At the center of the image is a neutron star, an ultra-dense star created by the supernova. Ten years of observations with Chandra have revealed a 4% decline in the temperature of this neutron star, an unexpectedly rapid cooling. Two new papers by independent research teams show that this cooling is likely caused by a neutron superfluid forming in its central regions, the first direct evidence for this bizarre state of matter in the core of a neutron star.

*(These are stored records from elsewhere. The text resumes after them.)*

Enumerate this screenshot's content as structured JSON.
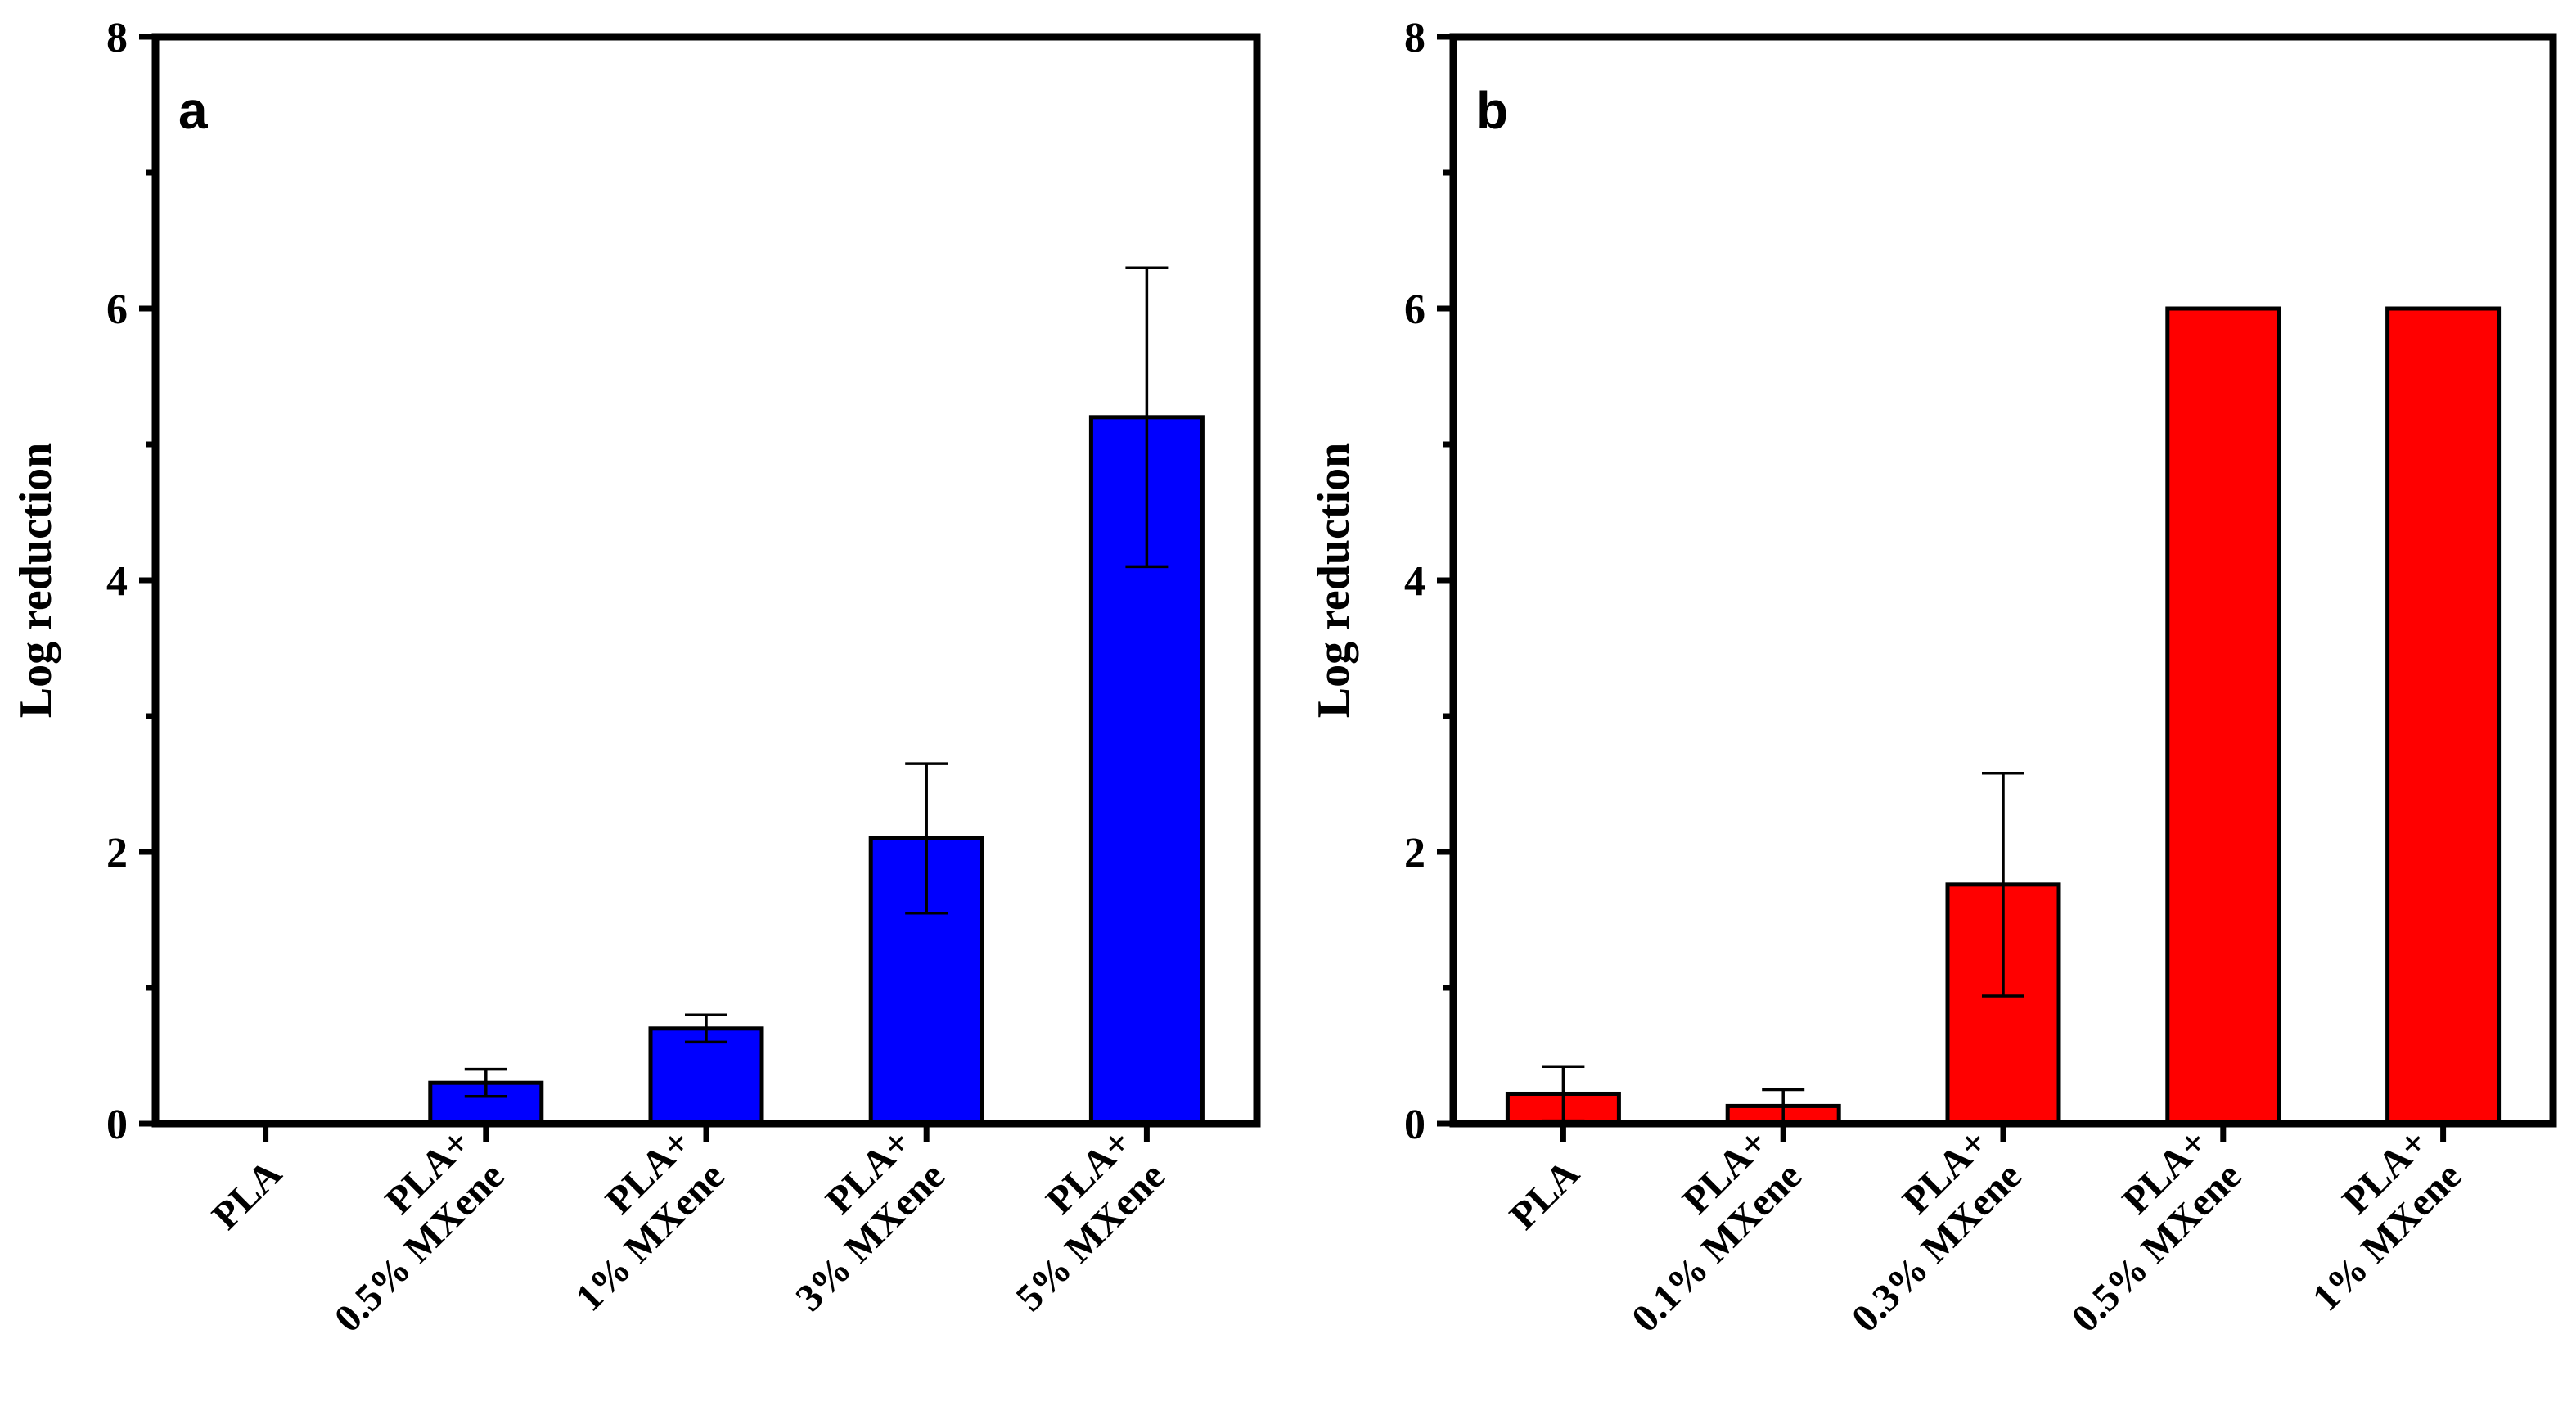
{
  "chart_data": [
    {
      "type": "bar",
      "panel_label": "a",
      "ylabel": "Log reduction",
      "xlabel": "",
      "ylim": [
        0,
        8
      ],
      "yticks": [
        0,
        2,
        4,
        6,
        8
      ],
      "grid": false,
      "bar_color": "#0000FF",
      "categories": [
        [
          "PLA"
        ],
        [
          "PLA+",
          "0.5% MXene"
        ],
        [
          "PLA+",
          "1% MXene"
        ],
        [
          "PLA+",
          "3% MXene"
        ],
        [
          "PLA+",
          "5% MXene"
        ]
      ],
      "values": [
        0,
        0.3,
        0.7,
        2.1,
        5.2
      ],
      "errors": [
        null,
        0.1,
        0.1,
        0.55,
        1.1
      ]
    },
    {
      "type": "bar",
      "panel_label": "b",
      "ylabel": "Log reduction",
      "xlabel": "",
      "ylim": [
        0,
        8
      ],
      "yticks": [
        0,
        2,
        4,
        6,
        8
      ],
      "grid": false,
      "bar_color": "#FF0000",
      "categories": [
        [
          "PLA"
        ],
        [
          "PLA+",
          "0.1% MXene"
        ],
        [
          "PLA+",
          "0.3% MXene"
        ],
        [
          "PLA+",
          "0.5% MXene"
        ],
        [
          "PLA+",
          "1% MXene"
        ]
      ],
      "values": [
        0.22,
        0.13,
        1.76,
        6.0,
        6.0
      ],
      "errors": [
        0.2,
        0.12,
        0.82,
        null,
        null
      ]
    }
  ]
}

The inset shows an artist's impression of the neutron star at the center of Cas A. The different colored layers in the cutout region show the crust (orange), the core (red), where densities are much higher, and the part of the core where the neutrons are thought to be in a superfluid state (inner red ball). The blue rays emanating from the center of the star represent the copious numbers of neutrinos -- nearly massless, weakly interacting particles -- that are created as the core temperature falls below a critical level and a neutron superfluid is formed, a process that began about 100 years ago as observed from Earth. These neutrinos escape from the star, taking energy with them and causing the star to cool much more rapidly.